Québec’s peculiar political and cultural status as a French-speaking and reluctant province of an English Canadian Confederation began to change with the rise of a militant independence movement in the 1960s and 1970s. … [Its] emergent cinema, although it never speaks with one voice, could be said to share, both implicitly and explicitly, in a common struggle … of exploring, questioning and constructing a notion of nationhood in the films themselves and in the consciousness of the viewer. … [This] has not resulted in a homogeneous notion of Québec, but one of contradiction, fragmentation and uncertainty. (Barrowclough 205)

This statement speaks to the futility of devising a paradigm for assessing the so-called typical Québec film; at the very core of such films lies a contradiction which cannot be summed up into one archetypal structure. Any Québec production reflects some part of the Québécois experience. Attempts to prescribe criteria for what qualifies as a Québec film are restrictive, and deny the legitimacy of the multiple voices speaking out from Québec.
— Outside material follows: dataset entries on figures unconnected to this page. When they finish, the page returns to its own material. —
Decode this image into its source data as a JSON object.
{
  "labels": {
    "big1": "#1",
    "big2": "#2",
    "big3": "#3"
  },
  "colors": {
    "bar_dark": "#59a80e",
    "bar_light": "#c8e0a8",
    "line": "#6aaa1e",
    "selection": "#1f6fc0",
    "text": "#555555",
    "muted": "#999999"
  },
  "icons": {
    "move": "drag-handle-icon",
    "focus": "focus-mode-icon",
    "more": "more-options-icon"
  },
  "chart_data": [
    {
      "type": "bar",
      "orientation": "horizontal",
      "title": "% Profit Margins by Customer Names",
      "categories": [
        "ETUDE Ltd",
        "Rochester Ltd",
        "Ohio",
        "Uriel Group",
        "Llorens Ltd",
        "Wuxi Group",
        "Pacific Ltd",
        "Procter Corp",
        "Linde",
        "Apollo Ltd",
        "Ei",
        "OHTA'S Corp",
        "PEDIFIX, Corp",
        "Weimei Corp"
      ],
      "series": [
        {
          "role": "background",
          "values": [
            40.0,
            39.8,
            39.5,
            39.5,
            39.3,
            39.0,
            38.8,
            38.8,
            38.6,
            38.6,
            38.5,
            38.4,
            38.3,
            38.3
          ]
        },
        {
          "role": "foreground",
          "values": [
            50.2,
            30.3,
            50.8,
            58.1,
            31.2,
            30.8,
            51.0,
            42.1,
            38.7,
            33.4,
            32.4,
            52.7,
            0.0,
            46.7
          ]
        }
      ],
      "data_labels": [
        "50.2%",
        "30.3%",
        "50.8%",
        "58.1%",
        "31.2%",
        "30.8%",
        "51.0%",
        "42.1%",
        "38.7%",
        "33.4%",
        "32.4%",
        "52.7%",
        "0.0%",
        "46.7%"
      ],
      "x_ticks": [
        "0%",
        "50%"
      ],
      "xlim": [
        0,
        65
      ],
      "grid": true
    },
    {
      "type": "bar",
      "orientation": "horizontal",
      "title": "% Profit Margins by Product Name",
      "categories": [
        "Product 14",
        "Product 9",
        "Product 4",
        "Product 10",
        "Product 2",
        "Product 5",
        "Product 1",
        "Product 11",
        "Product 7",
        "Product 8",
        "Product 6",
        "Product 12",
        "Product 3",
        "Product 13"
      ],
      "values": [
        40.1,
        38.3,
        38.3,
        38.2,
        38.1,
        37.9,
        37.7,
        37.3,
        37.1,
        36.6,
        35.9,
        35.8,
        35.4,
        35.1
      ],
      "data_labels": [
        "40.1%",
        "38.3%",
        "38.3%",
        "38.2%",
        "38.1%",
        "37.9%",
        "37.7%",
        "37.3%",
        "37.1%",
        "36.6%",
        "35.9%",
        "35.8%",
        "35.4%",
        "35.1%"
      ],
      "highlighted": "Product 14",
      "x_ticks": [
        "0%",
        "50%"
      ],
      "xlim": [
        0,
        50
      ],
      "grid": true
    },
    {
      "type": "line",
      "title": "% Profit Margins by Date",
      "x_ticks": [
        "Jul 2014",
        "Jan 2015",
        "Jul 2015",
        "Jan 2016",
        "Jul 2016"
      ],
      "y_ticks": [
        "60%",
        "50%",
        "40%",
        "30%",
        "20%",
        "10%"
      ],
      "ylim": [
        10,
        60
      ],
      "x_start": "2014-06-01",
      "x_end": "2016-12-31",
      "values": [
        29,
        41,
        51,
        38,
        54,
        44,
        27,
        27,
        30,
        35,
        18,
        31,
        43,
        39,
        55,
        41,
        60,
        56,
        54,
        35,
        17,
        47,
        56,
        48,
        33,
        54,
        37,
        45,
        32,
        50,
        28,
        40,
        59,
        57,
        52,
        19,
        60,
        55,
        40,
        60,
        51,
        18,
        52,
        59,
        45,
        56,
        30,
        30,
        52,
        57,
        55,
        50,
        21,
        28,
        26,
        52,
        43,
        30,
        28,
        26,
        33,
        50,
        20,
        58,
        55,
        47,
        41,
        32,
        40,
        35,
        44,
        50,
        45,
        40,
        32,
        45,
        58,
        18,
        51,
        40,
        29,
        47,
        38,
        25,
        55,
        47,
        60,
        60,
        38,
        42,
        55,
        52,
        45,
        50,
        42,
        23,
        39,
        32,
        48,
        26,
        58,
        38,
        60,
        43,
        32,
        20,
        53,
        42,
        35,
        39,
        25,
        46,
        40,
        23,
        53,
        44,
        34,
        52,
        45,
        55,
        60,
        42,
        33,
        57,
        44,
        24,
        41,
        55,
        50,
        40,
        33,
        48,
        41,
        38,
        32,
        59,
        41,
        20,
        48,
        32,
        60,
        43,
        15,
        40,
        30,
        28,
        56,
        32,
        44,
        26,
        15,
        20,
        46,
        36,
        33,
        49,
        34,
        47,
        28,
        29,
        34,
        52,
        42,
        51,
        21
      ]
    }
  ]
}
The complexity of content in Québec films is reflected in the disparate critical response to director Francis Mankiewicz’s film, Le Temps D’Une Chasse. The film, released in 1972, was met with varied, contradictory reviews. One critic found that the film was not at all typically French-Canadian, but that it was about "the impossible efforts of man to get beyond reality" (Godard 34). Another stated that the film was very much a product of French-Canada, showing little promise as a hit anywhere else in the world (Mosk). A third reviewer thought that the episodes in the film "capture and reflect a Québécois mentality," but that the film also had "many qualities" and therefore had the potential to succeed outside as well as inside of Québec (Tads).

Such varied reactions serve to indicate that preconceptions had been formed as to what characterizes a Québec film, and that these preconceptions are assumed to dictate what audiences want to watch. The fact that Le Temps D’Une Chasse is open to various interpretations should not indicate a flaw in the film; rather, it should be seen as representing another aspect of the complex and contradictory social context within which it was produced. "An awareness of contradiction and a willingness to allow this awareness to shape the aesthetic experience are essential elements of modern art’s rebellion against the fixed viewpoint of perspective and linearity that created a sense of order and harmony in the past" (Leach 226).